The Reconciler is the Identity Manager component that performs reconciliation. This section suggests methods for improving Reconciler performance, including:
In general, you can improve Reconciler performance if you do the following:
Avoid using the Configurator user for reconciliation tasks. The Configurator has access to unlimited tasks and can monopolize available resources, which adversely affects concurrent processes.
Instead, use a streamlined, minimal user for reconciliation and Active Sync tasks. Because the subject executing the task is serialized as part of the task, a minimal user takes less space, or overhead, for each task and update in the repository.
Use information on the Reconciler status page (debug/Show_Reconciler.jsp ) to decide which settings to adjust based on queue sizes, available system resources, and performance benchmarks. Be aware that these settings are dependent on the environment.
Use the System Memory Summary page (debug/Show_Memory.jsp ) to see how much total and free memory is available. Reconciliation is a memory-intensive function, and you can use this information to determine whether there is sufficient memory allocated to the JVM. You can also use this page to launch garbage collection or to clear unused memory in the JVM for investigating heap usage.
When you assign user forms to proxy administrators who are performing reconciliations, keep the user forms as simple as possible and only use essential fields. Depending on the schema map, including a field that calculates the waveset.organization attribute is generally sufficient.
Administrators who need to view or edit the Identity Manager schema for Users or Roles must be in the IDM Schema Configuration AdminGroup and must have the IDM Schema Configuration capability.
Use per-account workflows judiciously. The reconciliation process does not start provisioning tasks for performance reasons by default.
If you must use a per-account workflow task, edit the reconciliation policy to limit the Reconciler’s automatic responses to events of interest only. (See the Situation area of the Edit Reconciliation Policy page.)
Although the default settings are usually adequate, you can sometimes improve Reconciler performance if you adjust the following settings on the Edit Server Settings page:
Parallel Resource Limit. Specifies the maximum number of resource threads that the Reconciler can process in parallel.
Resource threads allocate work items to worker threads, so if you add additional resource threads, you might also have to increase the maximum number of worker threads.
Minimum Worker Threads. Specifies the number of processing threads that the Reconciler always keeps open.
Maximum Worker Threads. Specifies the maximum number of processing threads that the Reconciler can use. The Reconciler starts only as many threads as the workload requires, which places a limit on that number. Worker threads automatically close if they are idle for a short duration.
During idle times, the threads stop if they have no work to do, but only down to the minimum number of threads specified. As the load increases, the Reconciler adds more threads until the maximum number of threads is reached. The Reconciler never has less than the minimum number of threads or more than the maximum.
Generally, more threads allow more concurrency. However, at some point, too many threads can put too much load on the machine or just do not provide additional benefit.

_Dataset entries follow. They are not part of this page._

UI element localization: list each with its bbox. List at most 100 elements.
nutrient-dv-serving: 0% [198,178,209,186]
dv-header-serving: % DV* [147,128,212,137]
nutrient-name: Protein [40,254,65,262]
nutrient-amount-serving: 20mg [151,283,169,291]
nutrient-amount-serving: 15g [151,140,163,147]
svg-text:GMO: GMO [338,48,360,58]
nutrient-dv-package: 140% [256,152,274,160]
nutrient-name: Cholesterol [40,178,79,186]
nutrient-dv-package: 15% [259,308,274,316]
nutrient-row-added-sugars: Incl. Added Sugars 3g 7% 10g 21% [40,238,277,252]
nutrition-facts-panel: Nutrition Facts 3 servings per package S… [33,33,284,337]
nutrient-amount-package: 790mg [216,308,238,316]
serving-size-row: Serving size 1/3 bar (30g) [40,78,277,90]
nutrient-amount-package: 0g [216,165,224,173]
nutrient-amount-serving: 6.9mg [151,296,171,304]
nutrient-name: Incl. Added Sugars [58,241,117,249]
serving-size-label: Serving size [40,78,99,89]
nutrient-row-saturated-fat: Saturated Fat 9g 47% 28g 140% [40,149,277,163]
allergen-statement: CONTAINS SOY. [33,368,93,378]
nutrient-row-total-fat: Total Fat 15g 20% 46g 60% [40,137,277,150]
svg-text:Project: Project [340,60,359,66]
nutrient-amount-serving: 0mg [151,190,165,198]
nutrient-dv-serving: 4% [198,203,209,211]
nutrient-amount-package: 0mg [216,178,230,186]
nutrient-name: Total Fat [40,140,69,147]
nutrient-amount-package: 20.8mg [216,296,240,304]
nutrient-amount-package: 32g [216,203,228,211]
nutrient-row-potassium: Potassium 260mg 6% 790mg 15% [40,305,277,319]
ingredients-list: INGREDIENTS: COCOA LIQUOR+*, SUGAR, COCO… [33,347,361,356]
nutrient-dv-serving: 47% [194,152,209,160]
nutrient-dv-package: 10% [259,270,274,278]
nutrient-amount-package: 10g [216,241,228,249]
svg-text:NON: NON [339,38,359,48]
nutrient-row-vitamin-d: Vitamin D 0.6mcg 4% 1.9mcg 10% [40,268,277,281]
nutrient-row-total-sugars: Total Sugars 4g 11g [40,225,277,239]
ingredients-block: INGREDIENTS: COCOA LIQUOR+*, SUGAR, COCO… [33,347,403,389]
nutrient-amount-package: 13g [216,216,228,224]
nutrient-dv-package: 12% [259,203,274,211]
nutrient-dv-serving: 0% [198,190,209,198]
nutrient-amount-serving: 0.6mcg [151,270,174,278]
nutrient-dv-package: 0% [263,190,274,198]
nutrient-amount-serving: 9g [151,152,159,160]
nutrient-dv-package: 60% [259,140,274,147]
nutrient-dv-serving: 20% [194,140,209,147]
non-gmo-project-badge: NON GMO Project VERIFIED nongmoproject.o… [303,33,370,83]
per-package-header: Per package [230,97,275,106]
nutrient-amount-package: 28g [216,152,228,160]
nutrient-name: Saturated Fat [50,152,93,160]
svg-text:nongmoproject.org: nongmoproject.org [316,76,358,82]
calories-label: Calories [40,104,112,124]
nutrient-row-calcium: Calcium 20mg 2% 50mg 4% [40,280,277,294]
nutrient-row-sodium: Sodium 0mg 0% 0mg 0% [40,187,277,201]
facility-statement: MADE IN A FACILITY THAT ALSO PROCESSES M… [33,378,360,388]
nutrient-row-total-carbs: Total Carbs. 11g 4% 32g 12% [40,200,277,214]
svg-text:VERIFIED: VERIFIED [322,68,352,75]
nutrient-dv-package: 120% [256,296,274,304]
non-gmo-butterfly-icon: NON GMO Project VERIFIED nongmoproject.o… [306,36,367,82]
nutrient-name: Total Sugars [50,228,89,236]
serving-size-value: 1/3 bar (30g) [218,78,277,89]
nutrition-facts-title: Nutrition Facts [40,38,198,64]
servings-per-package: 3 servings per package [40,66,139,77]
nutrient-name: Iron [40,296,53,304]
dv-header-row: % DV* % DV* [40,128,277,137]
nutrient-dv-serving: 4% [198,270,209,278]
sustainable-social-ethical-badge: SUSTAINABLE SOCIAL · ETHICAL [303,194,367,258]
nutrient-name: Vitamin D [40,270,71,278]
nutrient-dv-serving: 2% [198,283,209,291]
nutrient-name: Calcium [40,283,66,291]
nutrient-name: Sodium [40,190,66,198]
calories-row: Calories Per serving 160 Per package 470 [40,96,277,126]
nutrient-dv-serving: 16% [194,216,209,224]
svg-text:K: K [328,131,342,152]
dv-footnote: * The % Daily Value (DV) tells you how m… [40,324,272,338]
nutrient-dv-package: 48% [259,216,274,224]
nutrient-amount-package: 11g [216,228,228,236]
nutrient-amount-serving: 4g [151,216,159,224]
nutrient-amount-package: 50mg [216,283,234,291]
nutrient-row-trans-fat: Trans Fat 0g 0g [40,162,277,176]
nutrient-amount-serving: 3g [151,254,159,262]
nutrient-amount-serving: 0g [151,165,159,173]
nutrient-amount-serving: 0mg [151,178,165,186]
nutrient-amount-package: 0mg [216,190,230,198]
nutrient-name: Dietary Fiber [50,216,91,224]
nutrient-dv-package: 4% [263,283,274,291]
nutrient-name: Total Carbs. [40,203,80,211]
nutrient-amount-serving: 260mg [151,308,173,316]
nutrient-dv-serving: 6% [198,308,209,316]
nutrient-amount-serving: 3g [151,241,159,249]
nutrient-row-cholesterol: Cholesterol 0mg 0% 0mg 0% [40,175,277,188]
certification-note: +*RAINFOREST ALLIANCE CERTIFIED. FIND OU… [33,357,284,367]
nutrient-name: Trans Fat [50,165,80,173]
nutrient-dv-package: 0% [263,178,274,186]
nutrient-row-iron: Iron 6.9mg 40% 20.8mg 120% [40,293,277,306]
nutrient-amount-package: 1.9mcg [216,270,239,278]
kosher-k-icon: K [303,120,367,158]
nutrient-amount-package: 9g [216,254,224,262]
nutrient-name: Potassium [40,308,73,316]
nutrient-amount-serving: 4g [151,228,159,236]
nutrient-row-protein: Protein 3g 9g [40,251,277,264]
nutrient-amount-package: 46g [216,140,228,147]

Recommending generic, optimal settings is not possible because deployments are so different. Reconciler settings must be adjusted differently for each deployment environment.
Perform the following steps to change the Reconciler server settings:
Log into the Administrator interface.
Click the Configure -> Servers -> Reconciler tabs.
When the Edit Server Settings page is displayed, adjust the settings as necessary.
See Editing Default Server Settings for more information.
If you are configuring reconciliation for multiple resources in Identity Manager, you have several options:
All of the resources on the same server, all at the same time.
This option is the most efficient from the Identity Manager perspective, but if you have many resources (for example more than 20), you are likely to experience Java resource issues.
All of the resources on the same server, each at a different time.
This option is easier on Java resource loading, but puts a significant burden on your schedule configuration.
Each resource on a different server, all at the same time.
This option minimizes elapsed time, but increases the number of servers.
An ideal solution does not exist for this configuration because deployments are so different. You might have to mix and match these options to find an acceptable solution for your deployment.
Preparing a usage survey, based on the business reasons behind this functionality, might help you decide how to proceed.
Address these questions:
Why are you reconciling these resources?
Do you have the same the goal for each of these resources?
Are each of these resources equally important or critical?
Must all resources be reconciled on the same schedule, or can you spread out the reconciliations?
How often must each resource be reconciled?
Also, remember that the reconciliation server does not have to be one of the pools that handles web traffic. You can add a server that you never interact with directly because this server exists solely for transaction processing. Having a server dedicated to transaction processing might make the first option more attractive for very large systems.